Mendapat intsruksi itu, saya langsung mencari tahu posisi Pangdam. Informasi yang saya peroleh dari ADC (ajudan) Ibu Negara, Pangdam berada di Wisma Siliwangi I, Ciumbuleuit. Seketika saya menunggangi skuter Lambreta yang butut ke Wisma Siliwangi I. Di situ saya menemui Ibrahim Ajie, dan menyampaikan pesan agar menghentikan Kontingen Bandung yang sedang dalam perjalanan ke Jakarta. Sekiranya Pangdam menolak maka kampus ITB akan kita duduki sampai dengan waktu yang tidak ditentukan.
Syukur alhamdulillah Pangdam bersedia memenuhi permintaan tersebut. Begitu selesai dengan Pangdam, saya langsung meluncur ke ITB. Dan saya terkaget-kaget, karena ITB sudah diduduki rekan-rekan dari Barisan Sukarno yang dipimpim oleh kader Siswono Yudohusodo, kader Suko Sudarso, dan dibantu rekan-rekan GMNI Komisariat Universitas Padjadjaran yang dipimpin kader Dodo Rukanda, GMNI Komisariat Universitas Parahiyangan yang dipimpin kader Ronald Go Giok Tien, tidak ketinggalan dari kampus-kampus lain yang dipimpin kader Hazir Muin (kalau tidak salah ingat).
Melihat situasi yang gawat dan keluar dari rencana semula, saya segera menemui ketua komisariat dan bertanya mengapa hal ini dapat terjadi.

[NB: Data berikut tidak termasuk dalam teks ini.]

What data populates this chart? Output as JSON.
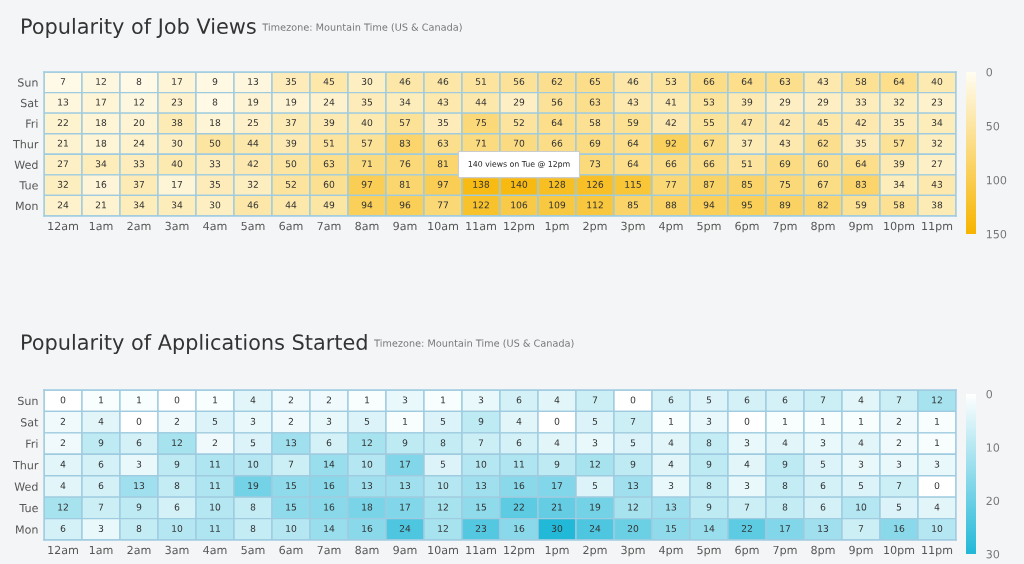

Rupanya usaha dari ketua komisariat untuk menahan agar rekan-rekan jangan dahulu menduduki kampus ITB dan menunggu hasil pertemuan saya dengan Pangdam tidak berhasil.
Dengan kondisi tersebut pengurus Komisariat ITB menghadapi situasi baru yang sangat gawat. Sebab, bila KAMI Kontingen Bandung kembali ke Bandung, pasti akan terjadi perang fisik yang berdarah-darah di kampus ITB.
Menyikapi situasi itu, pengurus komisariat beganti taktik. Segera kami menemui pemimpin cabang GMNI Bandung yang waktu itu dijabat Lucien Pahala Hutagaol dan Cece Kosasih. Mendapat laporan terperinci mengenai situasi terakhir, pimpinan cabang segera memanggil seluruh ketua yang terlibat dalam pendudukan kampus ITB untuk rapat di kantor cabang.
Rapat yang berlangsung alot penuh dengan interupsi itu berlangsung sekitar 40 menit. Hasilnya, seluruh kekuatan yang menduduki Kampus ITB harus segera menarik diri untuk menghindari bentrok fisik dalam waktu 20 menit, termasuk Barisan Soekarno ITB harus segera keluar dari kampus. Apalagi menurut perhitungan, kurang dari 30 menit Kontingen Bandung akan tiba di kampus.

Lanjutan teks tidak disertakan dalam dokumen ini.